Learning Fair Cooperation in Mixed-Motive Games with Indirect Reciprocity

Authors: Martin Smit, Fernando P. Santos

IJCAI 2024 | Conference PDF | Archive PDF | Plain Text | LLM Run Details

Reproducibility Variable Result LLM Response
Research Type Experimental We consider two modelling approaches: evolutionary game theory, where we comprehensively search for social norms (i.e., rules to assign reputations) leading to cooperation and fairness; and RL, where we consider how the stochastic dynamics of policy learning affects the analytically identified equilibria.We run our RL experiments with a population of 50 agents (45 in the majority group and 5 in the minority group).

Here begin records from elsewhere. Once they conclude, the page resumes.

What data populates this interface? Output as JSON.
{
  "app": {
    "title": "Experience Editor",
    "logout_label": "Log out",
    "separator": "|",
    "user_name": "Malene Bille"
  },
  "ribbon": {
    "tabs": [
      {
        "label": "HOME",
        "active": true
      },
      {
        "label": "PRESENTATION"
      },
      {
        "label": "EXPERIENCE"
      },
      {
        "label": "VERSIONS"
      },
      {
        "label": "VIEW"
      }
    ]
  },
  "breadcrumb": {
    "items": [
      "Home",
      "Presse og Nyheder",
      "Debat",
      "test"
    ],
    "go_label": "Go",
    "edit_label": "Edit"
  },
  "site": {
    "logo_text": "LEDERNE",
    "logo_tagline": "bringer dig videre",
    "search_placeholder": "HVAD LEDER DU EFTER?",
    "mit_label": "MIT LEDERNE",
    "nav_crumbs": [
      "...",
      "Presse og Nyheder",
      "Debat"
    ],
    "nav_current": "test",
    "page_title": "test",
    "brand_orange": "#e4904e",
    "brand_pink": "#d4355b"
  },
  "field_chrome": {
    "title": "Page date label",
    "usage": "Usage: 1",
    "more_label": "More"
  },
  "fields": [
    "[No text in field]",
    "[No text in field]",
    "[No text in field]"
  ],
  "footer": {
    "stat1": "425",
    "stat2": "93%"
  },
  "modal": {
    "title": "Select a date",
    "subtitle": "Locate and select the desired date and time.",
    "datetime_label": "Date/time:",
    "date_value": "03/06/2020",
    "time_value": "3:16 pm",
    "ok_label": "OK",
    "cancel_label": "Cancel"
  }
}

We fix the exploration rate µ and learning rate α to 0.1. Each simulation runs for 250,000 interactions and we run each simulation 50 times with a different seed.
Researcher Affiliation Academia Martin Smit , Fernando P. Santos Informatics Institute, University of Amsterdam {j.m.m.smit, f.p.santos}@uva.nl
Pseudocode No The paper provides mathematical equations for Q-value updates but does not include structured pseudocode or an algorithm block.
Open Source Code Yes The source code for this paper (models, experiments, and figures) is available on Git Hub.1Appendix and code available at: www.github.com/sias-uva/
Open Datasets No The paper describes a simulation environment with a 'well-mixed population of agents' and a 'donation game' rather than using a publicly available dataset with concrete access information.
Dataset Splits No The paper describes the population setup for its simulations but does not provide specific training, validation, or test dataset splits.
Hardware Specification No The paper does not provide any specific details about the hardware (e.g., GPU/CPU models, memory) used for running the experiments.
Software Dependencies No The paper does not mention any specific software dependencies with version numbers required to reproduce the experiment.
Experiment Setup Yes We fix the exploration rate µ and learning rate α to 0.1. Each simulation runs for 250,000 interactions and we run each simulation 50 times with a different seed. The rate of agent execution errors and judgement execution errors is relatively rare at 1%, and the benefit-to-cost ratio in our analytical model is 5 with c = 1, b = 5. Furthermore, the majority group comprises 90% of the population, and agents in different groups are functionally identical.